I’m in Vermont tonight, at the start of the final two weeks of my Summer 2005 Gallivanting. At the end of this period I will have been away from home for 34 of the 92 days of summer, first in Wyoming, then a brief trip to Massachusetts, and now, the Bread Loaf Writers’ Conference, which begins on Wednesday.
I have three more pieces to finish about the Wyoming trip and something to say about Massachusetts. But I’ve decided it’s best to just get started on the Vermont experience. Get current, stay current, and fill in the gaps later.
I’m taking the title of this piece, “North of Boston,” from the volume by Robert Frost published in 1914 that established his mature voice and made him a force in twentieth century American poetry. I’m on something of a Frost quest this year. He is, of course, intimately associated with Bread Loaf. The farm he lived on during the summers is only a little way down the road. And there is a lovely interpretive trail nearby, a nature walk that illustrates spots with extracts from his poetry. Jay Parini, a Frost scholar and biographer, will be at Bread Loaf again. And I have some time tomorrow to visit the Frost museum and grave site in Shaftsbury.
I am, actually, way north (and west) of Boston. Bread Loaf takes place on a mountain campus about ten miles from the town of Middlebury (and eight miles from the Old Hancock Hotel on the corner of Routes 125 and 100, where I stay). It’s 430 miles north and only a little west of where I live.

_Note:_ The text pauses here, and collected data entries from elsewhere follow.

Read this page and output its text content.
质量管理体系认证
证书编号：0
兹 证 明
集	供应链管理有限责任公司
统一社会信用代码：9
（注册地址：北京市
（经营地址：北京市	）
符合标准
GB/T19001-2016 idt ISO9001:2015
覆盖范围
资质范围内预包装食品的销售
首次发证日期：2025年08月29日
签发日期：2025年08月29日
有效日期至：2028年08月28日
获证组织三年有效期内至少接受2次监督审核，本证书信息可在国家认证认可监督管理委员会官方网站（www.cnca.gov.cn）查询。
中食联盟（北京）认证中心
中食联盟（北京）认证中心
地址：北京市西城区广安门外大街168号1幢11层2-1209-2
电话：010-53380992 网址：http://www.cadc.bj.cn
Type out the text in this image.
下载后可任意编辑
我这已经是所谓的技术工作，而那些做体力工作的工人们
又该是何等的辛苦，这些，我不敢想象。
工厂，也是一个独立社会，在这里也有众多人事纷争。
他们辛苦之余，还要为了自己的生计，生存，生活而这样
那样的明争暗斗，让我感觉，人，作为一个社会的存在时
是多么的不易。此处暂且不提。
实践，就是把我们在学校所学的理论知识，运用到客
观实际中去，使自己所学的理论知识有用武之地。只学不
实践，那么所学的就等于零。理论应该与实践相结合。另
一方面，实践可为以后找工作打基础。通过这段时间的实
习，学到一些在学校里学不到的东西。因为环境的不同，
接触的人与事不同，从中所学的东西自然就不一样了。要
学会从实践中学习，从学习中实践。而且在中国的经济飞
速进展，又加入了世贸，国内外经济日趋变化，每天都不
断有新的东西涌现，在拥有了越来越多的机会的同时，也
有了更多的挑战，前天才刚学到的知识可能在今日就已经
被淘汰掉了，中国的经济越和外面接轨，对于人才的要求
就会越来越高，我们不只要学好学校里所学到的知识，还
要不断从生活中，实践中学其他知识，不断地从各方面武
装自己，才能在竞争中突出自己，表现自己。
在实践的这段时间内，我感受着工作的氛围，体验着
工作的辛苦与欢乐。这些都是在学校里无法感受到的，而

The drive takes nine hours. Mapquest says six and a half, but they don’t allow for stopping for refreshment, missing the turn (again) for 100 North, and navigating the stretch of that road between Rutland and Hancock in a driving rain (again). Vermont has signs advising that a given thoroughfare is a “long winding road.” It’s said that Paul McCartney was inspired by the B842, a thirty-one mile stretch in Scotland that winds from Kintyre into Campbelltown, as well as the impending breakup of the Beatles. The song hit number one in the US on June 13, 1970, while I was recovering from a breakup of my own. The first time I saw the sign at the base of the mountain I burst into tears.
My companion on this long drive was Joan Allen, by way of her recorded reading of Unless, the last novel by Carol Shields, who died in 2003. Allen is a superb reader, and the book held me spellbound. It’s about a writer endeavoring to finish the sequel to her well-received first novel while dealing with the decision by her twenty-year-old daughter to drop out of school and devote her time to begging on the streets of Toronto.
Just before I left I reviewed the ambitious things I had to say about my plans to write a novel between Bread Loaf 2004 and Bread Loaf 2005. I didn’t do it. I failed not because I have no talent but because I just didn’t try. I stalled and procrastinated and made excuses. It might be true that I have no talent. It’s time to find out, finally, if I do.